Diagnosis relies mainly on molecular analyses, most often using targeted gene panels or unbiased approaches such as exome or whole-genome sequencing. Some diseases have biochemical markers, particularly those related to sphingolipids and cholesterol derivatives.
Management is carried out in specialized centers such as the Adult Neurometabolic Reference Centers (CRMR), where multidisciplinary teams coordinate medical care, dietary management, neuropsychological follow-up, nursing care, and medico-social support.
Symptoms
The clinical presentation of complex lipid disorders and intracellular trafficking disorders is highly variable and can affect multiple organ systems.
Neurological involvement may present as leukodystrophy, cognitive decline, pyramidal signs, cerebellar ataxia, abnormal movements such as parkinsonism or dystonia, peripheral neuropathies, and/or cognitive impairment.
Skeletal muscle may also be affected, leading to rhabdomyolysis, myoglobinuria, and muscle weakness, while cardiac manifestations may include cardiomyopathy.
Cutaneous abnormalities such as ichthyosis, ocular complications including retinitis pigmentosa and cataracts, as well as skeletal changes such as hyperostosis, are also observed.
Hepatomegaly may reflect liver involvement, and immune dysfunctions, including neutropenia, may occur in some patients.

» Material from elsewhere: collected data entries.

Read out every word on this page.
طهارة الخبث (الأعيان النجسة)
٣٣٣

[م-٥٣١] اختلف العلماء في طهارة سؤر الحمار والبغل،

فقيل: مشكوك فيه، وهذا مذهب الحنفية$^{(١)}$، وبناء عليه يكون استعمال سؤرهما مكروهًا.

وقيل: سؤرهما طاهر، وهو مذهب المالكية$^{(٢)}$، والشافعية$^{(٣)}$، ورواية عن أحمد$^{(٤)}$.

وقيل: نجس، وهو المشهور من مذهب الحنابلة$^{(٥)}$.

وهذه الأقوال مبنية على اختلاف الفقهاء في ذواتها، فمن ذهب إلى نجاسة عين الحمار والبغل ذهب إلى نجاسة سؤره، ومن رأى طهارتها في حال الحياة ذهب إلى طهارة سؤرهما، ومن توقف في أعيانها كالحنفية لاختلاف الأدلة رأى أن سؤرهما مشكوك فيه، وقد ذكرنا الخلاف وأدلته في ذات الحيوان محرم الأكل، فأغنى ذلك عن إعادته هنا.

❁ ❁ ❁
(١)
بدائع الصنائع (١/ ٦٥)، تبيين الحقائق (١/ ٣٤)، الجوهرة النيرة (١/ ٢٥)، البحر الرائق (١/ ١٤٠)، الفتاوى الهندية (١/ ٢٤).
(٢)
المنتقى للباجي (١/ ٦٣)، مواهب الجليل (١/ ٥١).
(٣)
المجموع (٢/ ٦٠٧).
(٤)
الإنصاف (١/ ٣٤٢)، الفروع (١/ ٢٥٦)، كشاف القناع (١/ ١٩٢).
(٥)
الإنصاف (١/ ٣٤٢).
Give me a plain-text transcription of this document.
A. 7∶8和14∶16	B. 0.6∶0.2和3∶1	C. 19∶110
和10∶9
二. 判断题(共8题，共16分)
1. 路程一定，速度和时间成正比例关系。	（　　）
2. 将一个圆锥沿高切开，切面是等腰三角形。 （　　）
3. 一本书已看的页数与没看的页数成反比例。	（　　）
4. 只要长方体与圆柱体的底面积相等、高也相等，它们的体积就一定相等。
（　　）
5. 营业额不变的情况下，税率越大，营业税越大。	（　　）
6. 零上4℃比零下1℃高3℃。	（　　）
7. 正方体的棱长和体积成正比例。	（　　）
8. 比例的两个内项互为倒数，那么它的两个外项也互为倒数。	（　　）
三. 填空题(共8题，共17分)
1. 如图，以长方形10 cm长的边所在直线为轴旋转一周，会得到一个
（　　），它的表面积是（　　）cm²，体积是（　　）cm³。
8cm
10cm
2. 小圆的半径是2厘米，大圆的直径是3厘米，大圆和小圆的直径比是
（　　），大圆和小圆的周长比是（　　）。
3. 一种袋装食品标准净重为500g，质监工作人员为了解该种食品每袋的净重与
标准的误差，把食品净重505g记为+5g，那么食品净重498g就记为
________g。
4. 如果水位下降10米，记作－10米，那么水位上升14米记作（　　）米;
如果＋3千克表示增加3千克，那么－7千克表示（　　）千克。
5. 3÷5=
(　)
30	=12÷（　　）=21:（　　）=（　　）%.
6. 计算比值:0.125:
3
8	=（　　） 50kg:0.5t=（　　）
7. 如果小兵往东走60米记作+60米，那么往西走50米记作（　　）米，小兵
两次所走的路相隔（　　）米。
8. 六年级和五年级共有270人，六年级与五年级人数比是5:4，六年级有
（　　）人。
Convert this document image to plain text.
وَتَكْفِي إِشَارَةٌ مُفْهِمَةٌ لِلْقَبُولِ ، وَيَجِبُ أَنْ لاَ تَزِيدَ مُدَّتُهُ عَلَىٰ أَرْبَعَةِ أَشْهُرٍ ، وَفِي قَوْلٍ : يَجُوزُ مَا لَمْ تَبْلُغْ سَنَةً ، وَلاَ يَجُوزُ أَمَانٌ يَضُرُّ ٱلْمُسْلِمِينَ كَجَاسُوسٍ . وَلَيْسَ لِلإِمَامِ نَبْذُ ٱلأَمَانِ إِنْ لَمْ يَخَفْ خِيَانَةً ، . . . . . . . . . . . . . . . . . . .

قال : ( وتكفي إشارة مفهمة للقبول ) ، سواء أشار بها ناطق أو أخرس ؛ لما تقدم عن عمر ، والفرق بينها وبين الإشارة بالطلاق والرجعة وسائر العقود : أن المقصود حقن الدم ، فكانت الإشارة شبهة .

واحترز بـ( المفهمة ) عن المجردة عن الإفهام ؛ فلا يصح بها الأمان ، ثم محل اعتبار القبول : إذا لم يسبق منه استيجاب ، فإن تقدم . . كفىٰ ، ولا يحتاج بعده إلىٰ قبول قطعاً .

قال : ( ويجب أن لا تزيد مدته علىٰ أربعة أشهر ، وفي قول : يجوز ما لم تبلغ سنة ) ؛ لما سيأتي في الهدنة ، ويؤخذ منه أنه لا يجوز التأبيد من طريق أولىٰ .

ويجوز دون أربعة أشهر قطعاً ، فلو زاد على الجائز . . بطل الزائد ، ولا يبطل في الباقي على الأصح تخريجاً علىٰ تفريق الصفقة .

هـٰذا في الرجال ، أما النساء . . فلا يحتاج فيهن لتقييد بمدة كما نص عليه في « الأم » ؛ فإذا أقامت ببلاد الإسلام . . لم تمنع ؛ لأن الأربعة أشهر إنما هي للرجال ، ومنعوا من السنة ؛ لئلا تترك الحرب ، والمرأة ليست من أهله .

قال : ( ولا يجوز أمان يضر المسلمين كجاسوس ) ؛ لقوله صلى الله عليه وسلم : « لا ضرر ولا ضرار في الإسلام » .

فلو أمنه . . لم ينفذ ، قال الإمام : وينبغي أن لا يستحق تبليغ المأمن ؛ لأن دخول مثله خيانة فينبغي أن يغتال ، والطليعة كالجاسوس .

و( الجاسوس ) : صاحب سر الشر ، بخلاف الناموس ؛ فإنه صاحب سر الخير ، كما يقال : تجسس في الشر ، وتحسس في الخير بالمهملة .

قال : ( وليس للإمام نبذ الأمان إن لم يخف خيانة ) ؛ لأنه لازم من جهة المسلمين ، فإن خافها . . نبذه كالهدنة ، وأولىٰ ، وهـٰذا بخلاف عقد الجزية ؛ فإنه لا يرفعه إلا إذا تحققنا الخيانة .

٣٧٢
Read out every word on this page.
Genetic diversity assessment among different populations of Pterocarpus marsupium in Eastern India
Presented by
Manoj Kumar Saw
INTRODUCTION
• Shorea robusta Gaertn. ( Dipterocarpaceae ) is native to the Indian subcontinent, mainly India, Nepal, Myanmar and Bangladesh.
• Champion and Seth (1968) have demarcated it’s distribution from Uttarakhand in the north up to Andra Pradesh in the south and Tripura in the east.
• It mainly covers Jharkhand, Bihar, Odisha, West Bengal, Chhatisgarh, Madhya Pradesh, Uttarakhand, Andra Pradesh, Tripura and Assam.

The variability and multisystem nature of these disorders mean that clinical manifestations differ widely from one patient to another.
Treatment
Current management primarily aims to alleviate symptoms and improve quality of life. Although most treatments remain symptomatic, ongoing research is focused on disease-modifying approaches, including gene therapy and targeted pharmacological therapies.